Integration Challenges and Successes: Branding and multiple product variants cause confusion, but Google culture is credited for its startup-like pace, experimentation, and willingness to cut underperformers.
Product Highlights: Notebook LM emerges as a viral hit—turning documents into podcasts with high user engagement.
Generative Search and YouTube: Google now summarizes video content and enables users to jump straight to relevant parts, resolving longstanding content discovery frustrations. AI-driven summarization will minimize the wasted time on filler intros or SEO padding.
Quote:
"Google is training AI models on YouTube videos and they're also redesigning YouTube search to summarize content and skip users directly to relevant timestamps."
— AI News ([29:13])
Industry Impact: With search results now heavily dominated by AI-generated summaries, major publishers (e.g., Conde Nast) are planning for “zero search traffic from Google.”
Quote:
"When you search Google now you’re just seeing the AI result at the top… they’re pushing heavily into AI and this is the AI results on Google."
— AI News ([31:25])
[32:17] – [37:50]
New Licensing Deals: Universal and TikTok renew licenses to crack down on unauthorized AI-generated music and improve artist attribution, following UMG’s previous catalog pull from TikTok over moderation failures.
Industry Fallout and Resolution: Drake and The Weeknd’s viral AI tracks pulled after millions of streams. New deals (with Spotify, too) allow artists to opt in to AI covers and remixes, with streaming royalties distributed to rights holders.
Shifting Dynamics: The host predicts further movement toward opt-in AI music generation, fair artist compensation, and more robust moderation.
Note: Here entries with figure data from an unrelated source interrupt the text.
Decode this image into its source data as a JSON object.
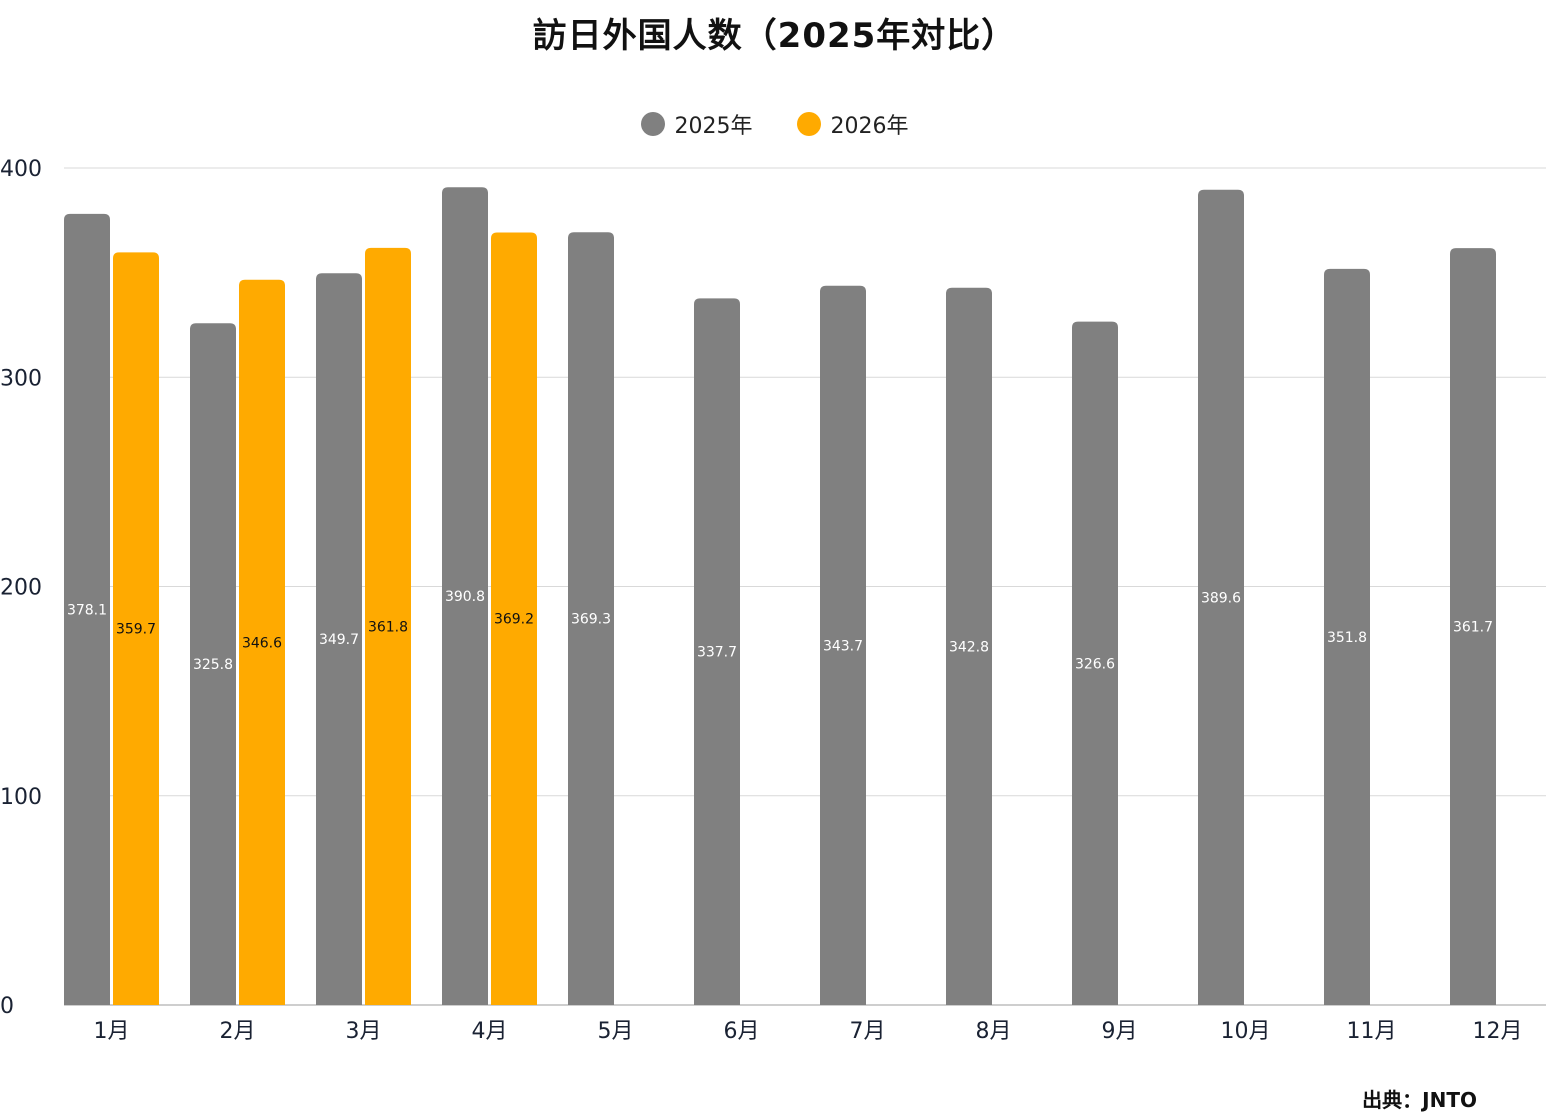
{
  "title": "訪日外国人数（2025年対比）",
  "source": "出典：JNTO",
  "colors": {
    "series_2025": "#808080",
    "series_2026": "#FFAA00",
    "grid": "#d9d9d9",
    "axis_text": "#1a2233"
  },
  "chart_data": {
    "type": "bar",
    "categories": [
      "1月",
      "2月",
      "3月",
      "4月",
      "5月",
      "6月",
      "7月",
      "8月",
      "9月",
      "10月",
      "11月",
      "12月"
    ],
    "series": [
      {
        "name": "2025年",
        "values": [
          378.1,
          325.8,
          349.7,
          390.8,
          369.3,
          337.7,
          343.7,
          342.8,
          326.6,
          389.6,
          351.8,
          361.7
        ]
      },
      {
        "name": "2026年",
        "values": [
          359.7,
          346.6,
          361.8,
          369.2,
          null,
          null,
          null,
          null,
          null,
          null,
          null,
          null
        ]
      }
    ],
    "yticks": [
      0,
      100,
      200,
      300,
      400
    ],
    "ylim": [
      0,
      400
    ],
    "grid": true,
    "legend_position": "top-center"
  }
}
Personal Anecdote: The host recounts discovering a viral AI-generated “Lana Del Rey” song that misrepresented the artist—emphasizing the need for accurate attribution.
Quote:
"They're going to have licensing agreements for people trying to make AI generated covers and artists can opt in... There's going to be some sort of royalty paid out to them."
— AI News ([36:19])
On enterprise AI incentives:
"The incentive shouldn't be 75% of your code needs to be written by AI... The incentive needs to be: we're trying to actually make something, get something done."
([05:56])
On AI’s positive potential, per the Pope:
"He envisions AI helping developing nations with education, economic development, preserving local cultures and languages."
([16:59])
On the content experience with YouTube and Google:
"Today, when you go to YouTube, the AI is going to help you skip to the exact part that you need and move on with your life."
([30:48])
On the future of AI-generated music:
"We're going to get to somewhere where you can use some of those famous voices... royalty paid out to them, but it's definitely an interesting shift in the music world."
([36:40])
The host maintains an insightful, conversational, and slightly irreverent tone—sharing industry news, personal takes, and practical insights, all in original, plainspoken language.
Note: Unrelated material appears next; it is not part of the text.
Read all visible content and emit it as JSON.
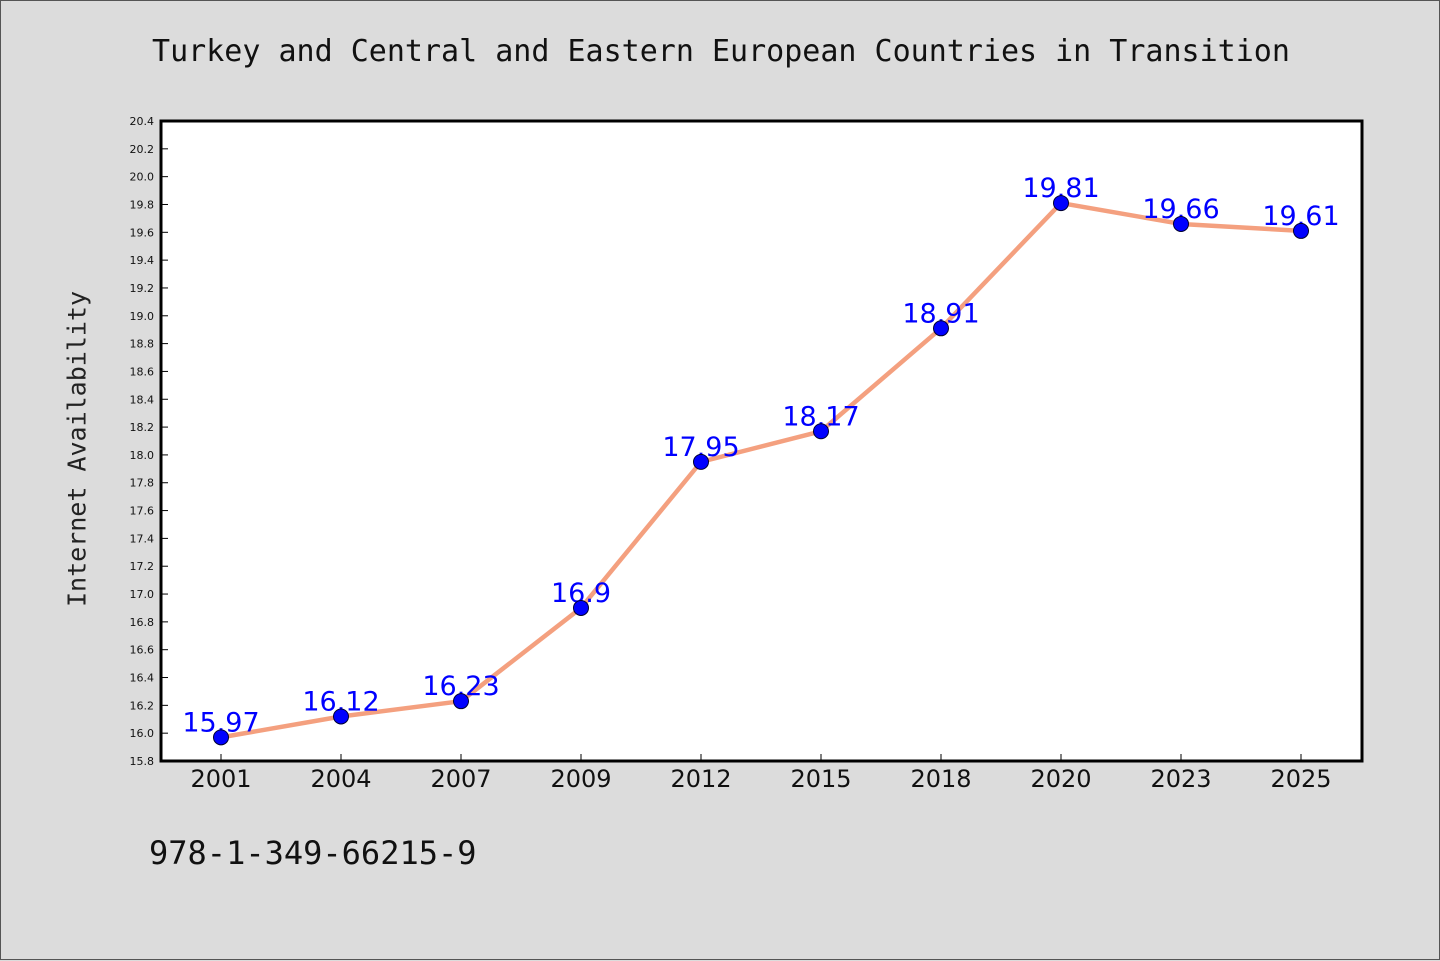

This episode delivers a multi-faceted look at AI’s pressure points across business, society, and culture. It underscores the difficulties enterprises have in justifying AI costs and ROI (Uber), advocates for nuanced and ethical AI policy (Pope Leo), warns against quick-fix deployments over foundational change, and tracks the fast-moving crossroads of AI, music, and media. Google’s all-in pivot to AI-driven user experiences and new licensing frameworks in music suggest a future where AI is deeply woven into both infrastructure and creativity—if companies and institutions can keep up.